Proof: Operators with same expectation value

[FaradayCage]

Given some state $\left|\psi\right\rangle$, and two operators $\hat{A}$ and $\hat{B}$, how do you prove that if $\langle\psi|\hat{A}|\psi\rangle = \langle\psi|\hat{B}| \psi\rangle$ then $\hat{A} = \hat{B}$ ?

 

[mathman]

Is it true for every state?

 

[Goldstone1]

Given some state $\left|\psi\right\rangle$, and two operators $\hat{A}$ and $\hat{B}$, how do you prove that if $\langle\psi|\hat{A}|\psi\rangle = \langle\psi|\hat{B}| \psi\rangle$ then $\hat{A} = \hat{B}$ ?

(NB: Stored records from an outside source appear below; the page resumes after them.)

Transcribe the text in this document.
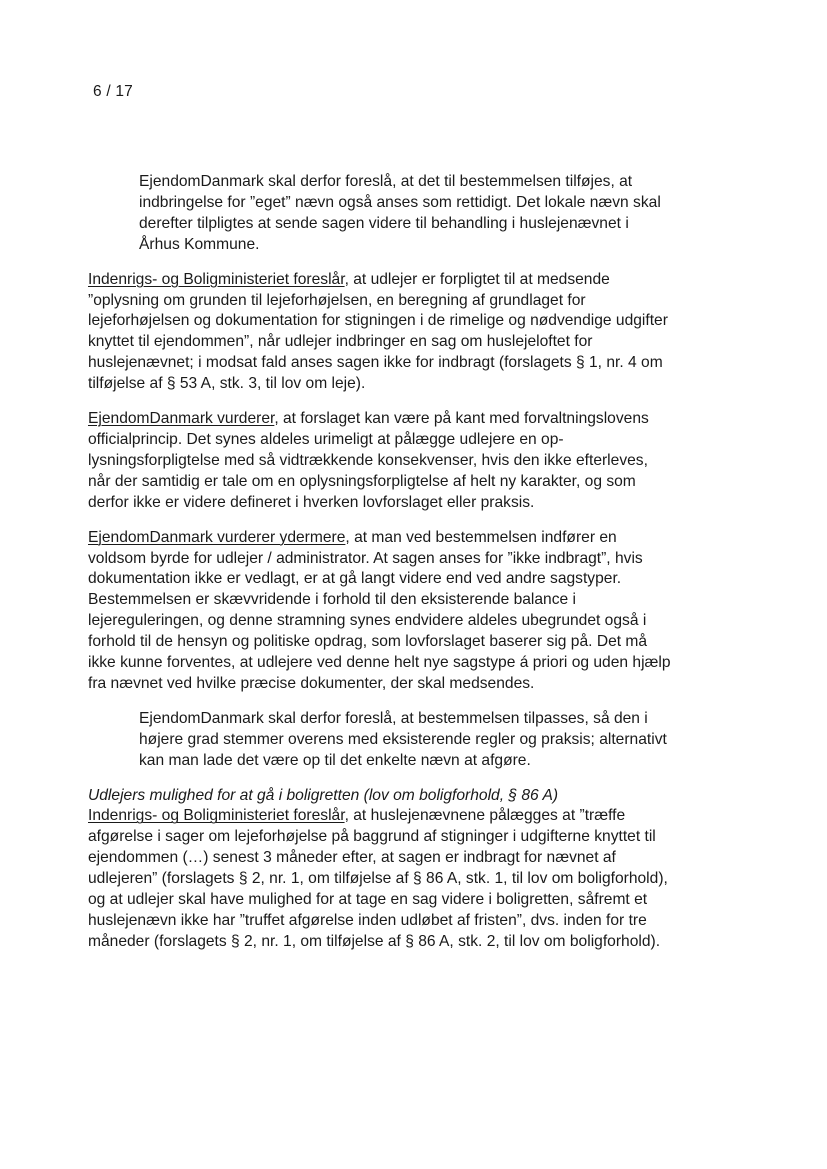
6 / 17

EjendomDanmark skal derfor foreslå, at det til bestemmelsen tilføjes, at indbringelse for ”eget” nævn også anses som rettidigt. Det lokale nævn skal derefter tilpligtes at sende sagen videre til behandling i huslejenævnet i Århus Kommune.

Indenrigs- og Boligministeriet foreslår, at udlejer er forpligtet til at medsende ”oplysning om grunden til lejeforhøjelsen, en beregning af grundlaget for lejeforhøjelsen og dokumentation for stigningen i de rimelige og nødvendige udgifter knyttet til ejendommen”, når udlejer indbringer en sag om huslejeloftet for huslejenævnet; i modsat fald anses sagen ikke for indbragt (forslagets § 1, nr. 4 om tilføjelse af § 53 A, stk. 3, til lov om leje).

EjendomDanmark vurderer, at forslaget kan være på kant med forvaltningslovens officialprincip. Det synes aldeles urimeligt at pålægge udlejere en oplysningsforpligtelse med så vidtrækkende konsekvenser, hvis den ikke efterleves, når der samtidig er tale om en oplysningsforpligtelse af helt ny karakter, og som derfor ikke er videre defineret i hverken lovforslaget eller praksis.

EjendomDanmark vurderer ydermere, at man ved bestemmelsen indfører en voldsom byrde for udlejer / administrator. At sagen anses for ”ikke indbragt”, hvis dokumentation ikke er vedlagt, er at gå langt videre end ved andre sagstyper. Bestemmelsen er skævvridende i forhold til den eksisterende balance i lejereguleringen, og denne stramning synes endvidere aldeles ubegrundet også i forhold til de hensyn og politiske opdrag, som lovforslaget baserer sig på. Det må ikke kunne forventes, at udlejere ved denne helt nye sagstype á priori og uden hjælp fra nævnet ved hvilke præcise dokumenter, der skal medsendes.

EjendomDanmark skal derfor foreslå, at bestemmelsen tilpasses, så den i højere grad stemmer overens med eksisterende regler og praksis; alternativt kan man lade det være op til det enkelte nævn at afgøre.

Udlejers mulighed for at gå i boligretten (lov om boligforhold, § 86 A)
Indenrigs- og Boligministeriet foreslår, at huslejenævnene pålægges at ”træffe afgørelse i sager om lejeforhøjelse på baggrund af stigninger i udgifterne knyttet til ejendommen (…) senest 3 måneder efter, at sagen er indbragt for nævnet af udlejeren” (forslagets § 2, nr. 1, om tilføjelse af § 86 A, stk. 1, til lov om boligforhold), og at udlejer skal have mulighed for at tage en sag videre i boligretten, såfremt et huslejenævn ikke har ”truffet afgørelse inden udløbet af fristen”, dvs. inden for tre måneder (forslagets § 2, nr. 1, om tilføjelse af § 86 A, stk. 2, til lov om boligforhold).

Proving $$\hat{A}$$ is the same as $$\hat{B}$$ depends on the state of $$\psi$$. You've made some notation $$<\psi|\psi>$$ is a probability amplitude. Your operators are fine, but if they are equal, it depends on the state of $$|\psi>$$. Note though $$\mathcal{O} \cdot x \ne x \cdot \mathcal{O}$$.

 

[dextercioby]

Given some state $\left|\psi\right\rangle$, and two operators $\hat{A}$ and $\hat{B}$, how do you prove that if $\langle\psi|\hat{A}|\psi\rangle = \langle\psi|\hat{B}| \psi\rangle$ then $\hat{A} = \hat{B}$ ?

Well, you can't; you have the equality of the images for only one vector in the common domain. You must have much more than that, of course.